Paris, February 16, 2023 – In response to multiple news reports that the trial of Belarusian journalists Raman Pratasevich, Stsypan Putsila, and Yan Rudzik started on Thursday, with Pratasevich facing trial in person and the others being tried in absentia from exile, the Committee to Protect Journalists issued the following statement calling for the many charges against the three to be dropped:
“The ridiculous number of crimes attributed to Raman Pratasevich, Stsypan Putsila, and Yan Rudzik is a cynical display of the vindictive nature of the Belarusian government, which is determined to retaliate against those who covered the 2020 protests demanding President Aleksandr Lukashenko’s resignation,” said Gulnoza Said, CPJ’s Europe and Central Asia program coordinator, in New York. “Authorities must immediately stop this sham trial, drop all charges against Pratasevich, Rudzik, and Putsila, and let the journalists work freely.”
The trial of Pratasevich and Putsila, cofounders of the Telegram channel NEXTA, and Rudzik, an administrator of the channel, started in Minsk, the capital, on Thursday, February 16, those reports said.
NEXTA extensively covered protests against Lukashenko’s disputed reelection in 2020. Authorities accuse the journalists of committing at least 1,586 crimes, and have filed more than 10 separate charges against each of them, including organizing mass unrest, conspiracy, incitement to hatred, insulting the president, and financing extremist activities, state news agency BelTA reported.

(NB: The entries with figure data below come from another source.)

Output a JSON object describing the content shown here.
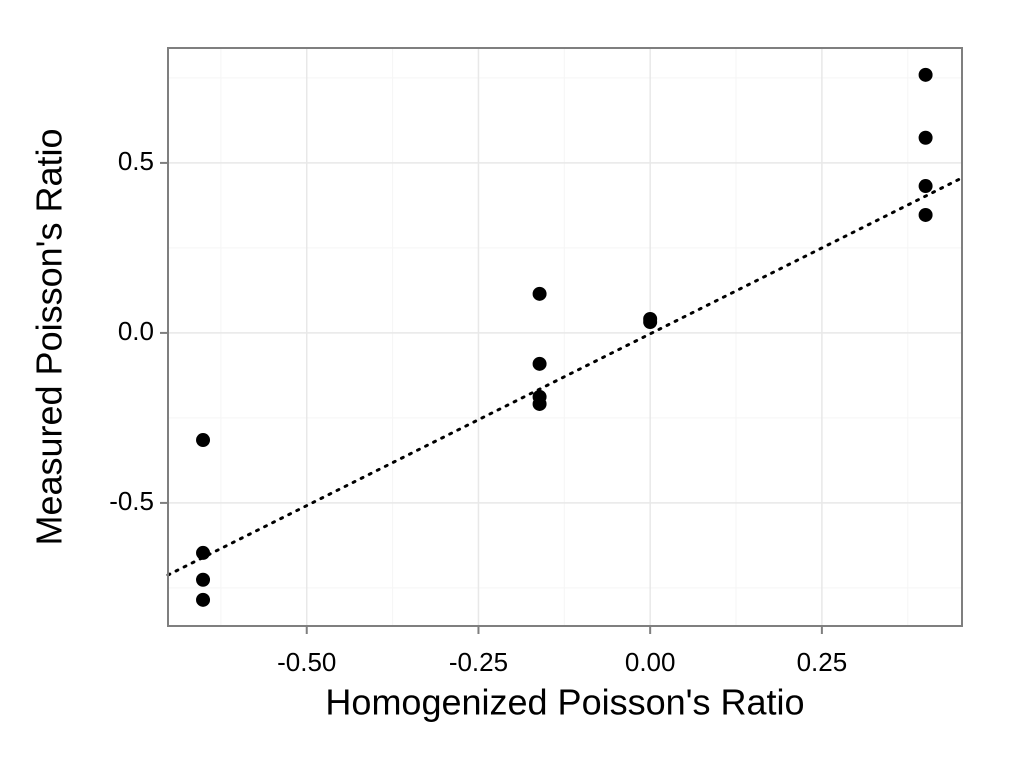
{
  "chart_data": {
    "type": "scatter",
    "x_label": "Homogenized Poisson's Ratio",
    "y_label": "Measured Poisson's Ratio",
    "x": [
      -0.651,
      -0.651,
      -0.651,
      -0.651,
      -0.161,
      -0.161,
      -0.161,
      -0.161,
      0.0,
      0.0,
      0.401,
      0.401,
      0.401,
      0.401
    ],
    "values": [
      -0.315,
      -0.647,
      -0.726,
      -0.785,
      0.115,
      -0.091,
      -0.188,
      -0.209,
      0.041,
      0.032,
      0.759,
      0.574,
      0.432,
      0.347
    ],
    "color": "#000000",
    "reference_line": {
      "x": [
        -0.702,
        0.454
      ],
      "values": [
        -0.712,
        0.456
      ],
      "color": "#000000"
    },
    "xlim": [
      -0.702,
      0.454
    ],
    "ylim": [
      -0.862,
      0.838
    ],
    "xticks": [
      {
        "value": -0.5,
        "label": "-0.50"
      },
      {
        "value": -0.25,
        "label": "-0.25"
      },
      {
        "value": 0,
        "label": "0.00"
      },
      0.25
    ],
    "yticks": [
      {
        "value": -0.5,
        "label": "-0.5"
      },
      {
        "value": 0,
        "label": "0.0"
      },
      0.5
    ],
    "x_minor_grid": [
      -0.625,
      -0.375,
      -0.125,
      0.125,
      0.375
    ],
    "y_minor_grid": [
      -0.75,
      -0.25,
      0.25,
      0.75
    ],
    "grid": true
  }
}
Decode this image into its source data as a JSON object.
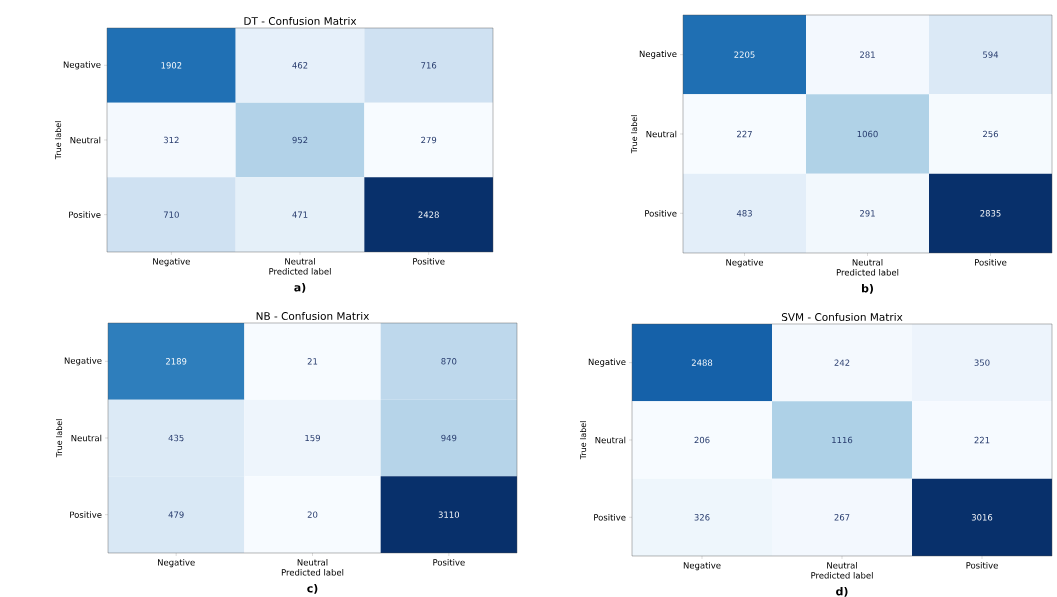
{
  "chart_data": [
    {
      "type": "heatmap",
      "title": "DT - Confusion Matrix",
      "xlabel": "Predicted label",
      "ylabel": "True label",
      "categories": [
        "Negative",
        "Neutral",
        "Positive"
      ],
      "y_categories": [
        "Negative",
        "Neutral",
        "Positive"
      ],
      "cells": [
        [
          1902,
          462,
          716
        ],
        [
          312,
          952,
          279
        ],
        [
          710,
          471,
          2428
        ]
      ],
      "data_labels": true,
      "annotations": [
        "a)"
      ]
    },
    {
      "type": "heatmap",
      "xlabel": "Predicted label",
      "ylabel": "True label",
      "categories": [
        "Negative",
        "Neutral",
        "Positive"
      ],
      "y_categories": [
        "Negative",
        "Neutral",
        "Positive"
      ],
      "cells": [
        [
          2205,
          281,
          594
        ],
        [
          227,
          1060,
          256
        ],
        [
          483,
          291,
          2835
        ]
      ],
      "data_labels": true,
      "annotations": [
        "b)"
      ]
    },
    {
      "type": "heatmap",
      "title": "NB - Confusion Matrix",
      "xlabel": "Predicted label",
      "ylabel": "True label",
      "categories": [
        "Negative",
        "Neutral",
        "Positive"
      ],
      "y_categories": [
        "Negative",
        "Neutral",
        "Positive"
      ],
      "cells": [
        [
          2189,
          21,
          870
        ],
        [
          435,
          159,
          949
        ],
        [
          479,
          20,
          3110
        ]
      ],
      "data_labels": true,
      "annotations": [
        "c)"
      ]
    },
    {
      "type": "heatmap",
      "title": "SVM - Confusion Matrix",
      "xlabel": "Predicted label",
      "ylabel": "True label",
      "categories": [
        "Negative",
        "Neutral",
        "Positive"
      ],
      "y_categories": [
        "Negative",
        "Neutral",
        "Positive"
      ],
      "cells": [
        [
          2488,
          242,
          350
        ],
        [
          206,
          1116,
          221
        ],
        [
          326,
          267,
          3016
        ]
      ],
      "data_labels": true,
      "annotations": [
        "d)"
      ]
    }
  ]
}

Belarusian authorities arrested Pratasevich and his girlfriend Sofia Sapega in May 2021 after diverting a commercial Ryanair flight and forcing it to land in Minsk. Pratasevich, who has been forced into several televised “confessions” since his arrest, is presently under house arrest.
Belarus was the fifth worst jailer of journalists in the world, with at least 26 journalists behind bars on December 1, 2022, when CPJ conducted its most recent prison census.